I don't remember the results, but after the experiment, my mom planted all the plants in one pot and I still have them 13 years later. They flower all the time.
nasmo
nasmo on Jul 29 '11 at 6:46pm
Oh man, oobleck. I remember that stuff. If you have a big enough pool of it, you can actually run across the surface without falling in. Doing this is one of my life goals.
ofthecoast
ofthecoast on Jul 29 '11 at 6:48pm
a giant pool of oobleck sounds amazing. I want to do it. This year I filled my classroom with 400+ balloons. Next year? oobleck. haha. that would be so rad/terrible.
ofthecoast
ofthecoast on Jul 29 '11 at 6:49pm
In grade 8 we had to make a car powered by a mousetrap, and ours was awesome. we used records for the wheels and my partner Sheena's dad did the whole thing for us while we watched Hamsterdance on the computer. Oh, 1998.
Manupix
Manupix on Jul 29 '11 at 6:55pm
I never did this kind of stuff, didn't exist where and when I went to school. But in (the equivalent of) high school, I was so nerdish about chemistry I stole chemicals from school and experimented in the home basement.

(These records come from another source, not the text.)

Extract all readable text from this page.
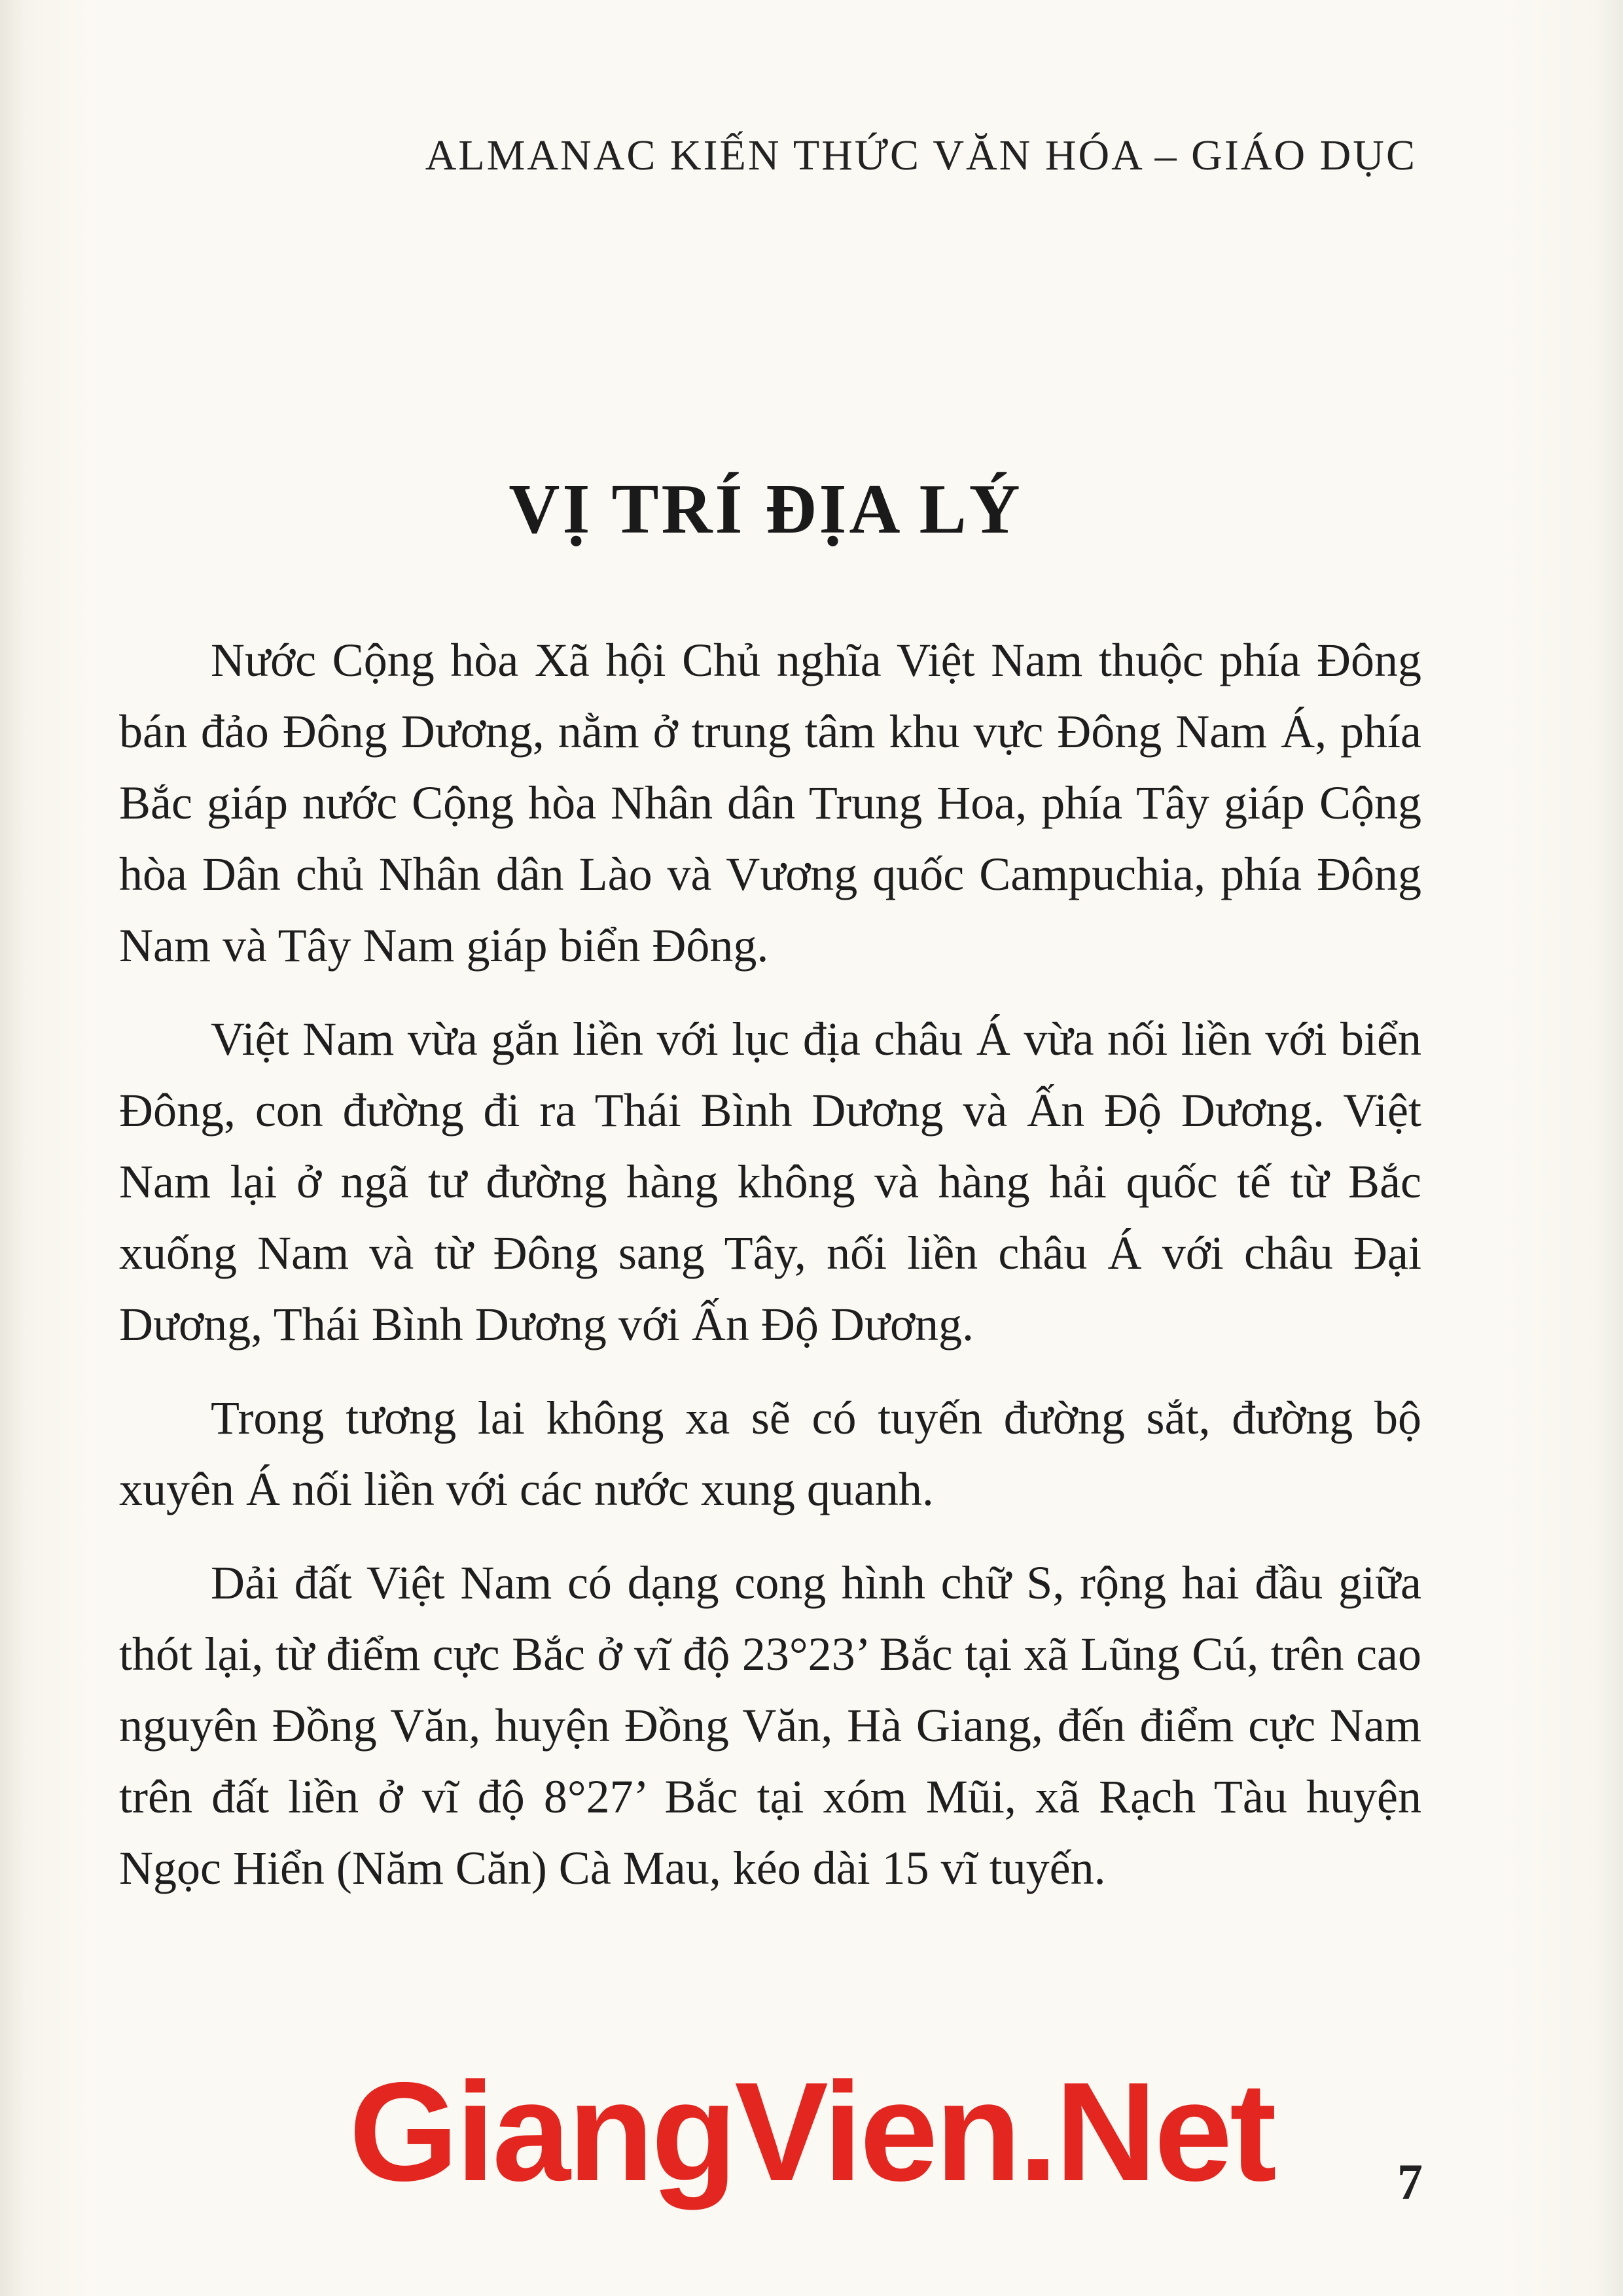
ALMANAC KIẾN THỨC VĂN HÓA – GIÁO DỤC
VỊ TRÍ ĐỊA LÝ

Nước Cộng hòa Xã hội Chủ nghĩa Việt Nam thuộc phía Đông bán đảo Đông Dương, nằm ở trung tâm khu vực Đông Nam Á, phía Bắc giáp nước Cộng hòa Nhân dân Trung Hoa, phía Tây giáp Cộng hòa Dân chủ Nhân dân Lào và Vương quốc Campuchia, phía Đông Nam và Tây Nam giáp biển Đông.

Việt Nam vừa gắn liền với lục địa châu Á vừa nối liền với biển Đông, con đường đi ra Thái Bình Dương và Ấn Độ Dương. Việt Nam lại ở ngã tư đường hàng không và hàng hải quốc tế từ Bắc xuống Nam và từ Đông sang Tây, nối liền châu Á với châu Đại Dương, Thái Bình Dương với Ấn Độ Dương.

Trong tương lai không xa sẽ có tuyến đường sắt, đường bộ xuyên Á nối liền với các nước xung quanh.

Dải đất Việt Nam có dạng cong hình chữ S, rộng hai đầu giữa thót lại, từ điểm cực Bắc ở vĩ độ 23°23’ Bắc tại xã Lũng Cú, trên cao nguyên Đồng Văn, huyện Đồng Văn, Hà Giang, đến điểm cực Nam trên đất liền ở vĩ độ 8°27’ Bắc tại xóm Mũi, xã Rạch Tàu huyện Ngọc Hiển (Năm Căn) Cà Mau, kéo dài 15 vĩ tuyến.

GiangVien.Net	7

I never consciously tried dangerous stuff like explosions, but I was too excited to be careful and got lucky a few times.
The awful smells sometimes made my mother check on me.
ofthecoast
ofthecoast on Jul 29 '11 at 6:56pm
and in grade 9 we had to find a way to launch ping pong balls into a bucket 2 meters away using baking soda and vinegar.

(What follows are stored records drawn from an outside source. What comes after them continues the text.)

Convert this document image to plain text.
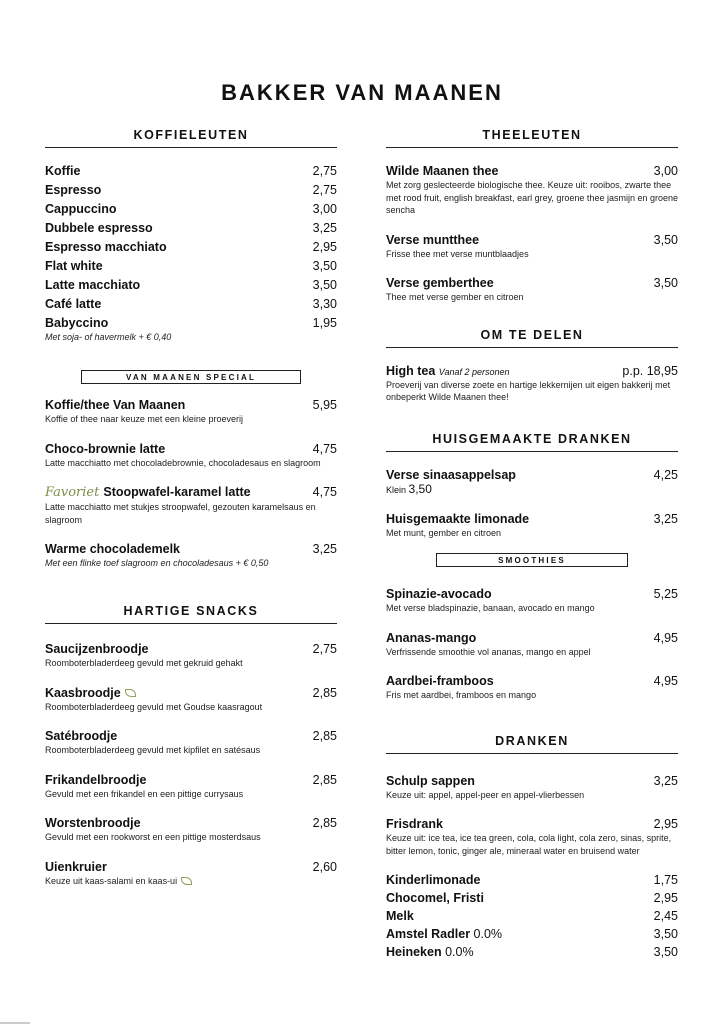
BAKKER VAN MAANEN
KOFFIELEUTEN
Koffie	2,75
Espresso	2,75
Cappuccino	3,00
Dubbele espresso	3,25
Espresso macchiato	2,95
Flat white	3,50
Latte macchiato	3,50
Café latte	3,30
Babyccino	1,95
Met soja- of havermelk + € 0,40
VAN MAANEN SPECIAL
Koffie/thee Van Maanen	5,95
Koffie of thee naar keuze met een kleine proeverij
Choco-brownie latte	4,75
Latte macchiatto met chocoladebrownie, chocoladesaus en slagroom
Favoriet Stoopwafel-karamel latte	4,75
Latte macchiatto met stukjes stroopwafel, gezouten karamelsaus en slagroom
Warme chocolademelk	3,25
Met een flinke toef slagroom en chocoladesaus + € 0,50
HARTIGE SNACKS
Saucijzenbroodje	2,75
Roomboterbladerdeeg gevuld met gekruid gehakt
Kaasbroodje	2,85
Roomboterbladerdeeg gevuld met Goudse kaasragout
Satébroodje	2,85
Roomboterbladerdeeg gevuld met kipfilet en satésaus
Frikandelbroodje	2,85
Gevuld met een frikandel en een pittige currysaus
Worstenbroodje	2,85
Gevuld met een rookworst en een pittige mosterdsaus
Uienkruier	2,60
Keuze uit kaas-salami en kaas-ui
THEELEUTEN
Wilde Maanen thee	3,00
Met zorg geslecteerde biologische thee. Keuze uit: rooibos, zwarte thee met rood fruit, english breakfast, earl grey, groene thee jasmijn en groene sencha
Verse muntthee	3,50
Frisse thee met verse muntblaadjes
Verse gemberthee	3,50
Thee met verse gember en citroen
OM TE DELEN
High tea Vanaf 2 personen	p.p. 18,95
Proeverij van diverse zoete en hartige lekkernijen uit eigen bakkerij met onbeperkt Wilde Maanen thee!
HUISGEMAAKTE DRANKEN
Verse sinaasappelsap	4,25
Klein 3,50
Huisgemaakte limonade	3,25
Met munt, gember en citroen
SMOOTHIES
Spinazie-avocado	5,25
Met verse bladspinazie, banaan, avocado en mango
Ananas-mango	4,95
Verfrissende smoothie vol ananas, mango en appel
Aardbei-framboos	4,95
Fris met aardbei, framboos en mango
DRANKEN
Schulp sappen	3,25
Keuze uit: appel, appel-peer en appel-vlierbessen
Frisdrank	2,95
Keuze uit: ice tea, ice tea green, cola, cola light, cola zero, sinas, sprite, bitter lemon, tonic, ginger ale, mineraal water en bruisend water
Kinderlimonade	1,75
Chocomel, Fristi	2,95
Melk	2,45
Amstel Radler 0.0%	3,50
Heineken 0.0%	3,50
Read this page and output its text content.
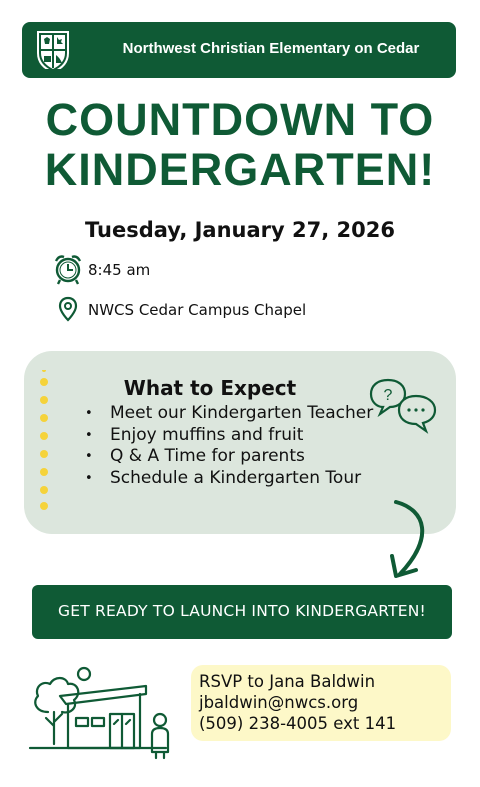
Northwest Christian Elementary on Cedar
COUNTDOWN TO
KINDERGARTEN!
Tuesday, January 27, 2026
8:45 am
NWCS Cedar Campus Chapel
What to Expect
• Meet our Kindergarten Teacher
• Enjoy muffins and fruit
• Q & A Time for parents
• Schedule a Kindergarten Tour
?
GET READY TO LAUNCH INTO KINDERGARTEN!
RSVP to Jana Baldwin
jbaldwin@nwcs.org
(509) 238-4005 ext 141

We used really skinny pill containers that could be stopped with a cork, and we hollowed out the cork and filled it with baking soda, attatched the ping pong ball to the cork, and we put the vinegar in the container. When we put the cork in, the baking soda fell into the vinegar and the gas pushed the cork off and sent the ball flying into the bucket.

we figured this out without sheena's dad, and it worked REALLY well at home, and then at the science olympics (we did not have fairs) we spilled our vinegar all over the floor and it was terrible.
Bio-bot 9000
Bio-bot 9000 on Jul 29 '11 at 8:43pm
I won honorable mention in junior high for a sowbug habitat selection experiment. I made a wooden box with 4 chambers: dark & warm, dark & cold, light & warm, light & cold. Heat was produced by pocket hand-warmers, cold by freezer packs, and light level by an opaque or clear plastic lid.
Then I caught a bunch of sowbugs and put them in the middle, and recorded where they spent most of their time. They preferred dark & warm, which supported my hypothesis.
Bio-bot 9000
Bio-bot 9000 on Jul 29 '11 at 8:43pm
sowbugs=pillbugs=rolypolies=woodlice=terrestrial isopods
Bio-bot 9000
Bio-bot 9000 on Jul 29 '11 at 8:45pm
oh and each chamber was connected to other chambers by little doors in the dividers. If only I'd have had replicates! Coulda been published! Nobel for sure!
nasmo
nasmo on Jul 30 '11 at 12:35pm
Whoa, that's actually a pretty cool project, Sam. I don't think we were allowed to use animals in ours.
2 days later
nasmo
nasmo on Aug 01 '11 at 6:42pm
I hereby request more science fair stories.

For example, did you know that you can make a battery out of a potato? TRUE STORY.